Pakistan, with its double role in both supporting the US-led efforts in Afghanistan as well as enabling the Afghan militants, has become a common scapegoat for Afghans. Overtly, the Pakistani state and military leadership support a peaceful and stable Afghanistan next door, but covertly the reality has been understood to be different. It is a known fact that the Afghan Taliban have sanctuaries and safe havens in Pakistan, and they enjoy massive propaganda, funding, and recruitment support in the country of over 200 million.  Pentagon Press Secretary John Kirby recently called the safe havens in Pakistan a historical problem, where the Afghan Taliban replenish, retrain, and refurbish themselves.  The Afghan Taliban in Pakistan have not received the same wrath and crackdown from the Pakistani state as the Pakistan Taliban received through operations such as Zarb-e-Azb.

While the velocity and impact of current Pakistani state support to the Afghan Taliban is questionable as compared to the initial support given to the Taliban regime in the 1990s. Nevertheless, this notion of support has yielded much hatred and exaggerated bias against Pakistan, and more specifically of its military and intelligence bureaucracy.  In Pakistan, likewise, similar biases and sentiments have persisted against Afghans and the Afghan government. Nationalists on both sides are eager to exploit this critical moment, and any mishap can result in fateful results.
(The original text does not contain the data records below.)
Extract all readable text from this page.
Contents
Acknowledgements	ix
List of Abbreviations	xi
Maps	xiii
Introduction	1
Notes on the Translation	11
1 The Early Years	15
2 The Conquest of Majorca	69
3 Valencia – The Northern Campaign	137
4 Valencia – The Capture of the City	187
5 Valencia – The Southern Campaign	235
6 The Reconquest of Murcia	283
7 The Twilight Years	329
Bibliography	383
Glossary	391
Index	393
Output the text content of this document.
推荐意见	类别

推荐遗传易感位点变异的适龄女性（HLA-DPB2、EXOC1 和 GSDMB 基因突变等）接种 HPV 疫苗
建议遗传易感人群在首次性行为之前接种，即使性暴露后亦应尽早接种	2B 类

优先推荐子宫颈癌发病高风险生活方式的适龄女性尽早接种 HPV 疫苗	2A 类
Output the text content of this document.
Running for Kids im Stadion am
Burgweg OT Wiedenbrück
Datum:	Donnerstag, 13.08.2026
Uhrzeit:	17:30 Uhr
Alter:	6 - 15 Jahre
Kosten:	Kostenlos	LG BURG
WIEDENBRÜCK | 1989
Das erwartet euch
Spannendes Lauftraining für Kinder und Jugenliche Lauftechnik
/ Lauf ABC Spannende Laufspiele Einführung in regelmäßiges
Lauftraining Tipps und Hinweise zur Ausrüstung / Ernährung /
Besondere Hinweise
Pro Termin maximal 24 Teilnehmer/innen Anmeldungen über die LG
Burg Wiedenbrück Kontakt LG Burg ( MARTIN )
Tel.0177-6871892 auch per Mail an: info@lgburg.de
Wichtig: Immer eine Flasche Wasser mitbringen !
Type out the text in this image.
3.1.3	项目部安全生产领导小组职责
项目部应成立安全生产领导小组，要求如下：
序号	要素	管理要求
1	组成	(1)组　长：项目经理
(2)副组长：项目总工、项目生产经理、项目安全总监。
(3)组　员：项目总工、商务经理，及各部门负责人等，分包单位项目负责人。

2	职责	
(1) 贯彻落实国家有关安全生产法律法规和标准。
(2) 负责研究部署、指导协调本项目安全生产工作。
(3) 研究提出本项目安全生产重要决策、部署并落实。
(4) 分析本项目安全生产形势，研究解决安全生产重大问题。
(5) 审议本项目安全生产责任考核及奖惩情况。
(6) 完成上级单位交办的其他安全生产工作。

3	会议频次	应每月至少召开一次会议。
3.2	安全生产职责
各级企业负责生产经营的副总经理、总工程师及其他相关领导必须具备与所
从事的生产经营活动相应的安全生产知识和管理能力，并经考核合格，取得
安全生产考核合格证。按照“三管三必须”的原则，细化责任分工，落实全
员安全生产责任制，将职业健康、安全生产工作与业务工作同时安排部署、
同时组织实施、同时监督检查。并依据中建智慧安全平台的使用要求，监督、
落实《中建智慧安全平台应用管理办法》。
With the Afghan conventional military struggling against the Taliban, the casualty figures for the Afghan National Defense Forces continue to rise as noted in the recent massacre of 22 Afghan commandos. Furthermore, Afghan civilian casualties are up in record numbers, causing more elevated anti-Pakistan sentiments.  This presents a major challenge for the Kabul administration. Out of desperation, the administration, through its networks in the tribal areas of AfPak, can turn the enormous anti-Pakistan sentiments of the populace into an armed conflict by directly and indirectly igniting a war with Pakistan. In fact, a war with an external entity (Pakistan) can unite the different ethnic and militant groups in Afghanistan and could lead to the survival of the current Afghan administration.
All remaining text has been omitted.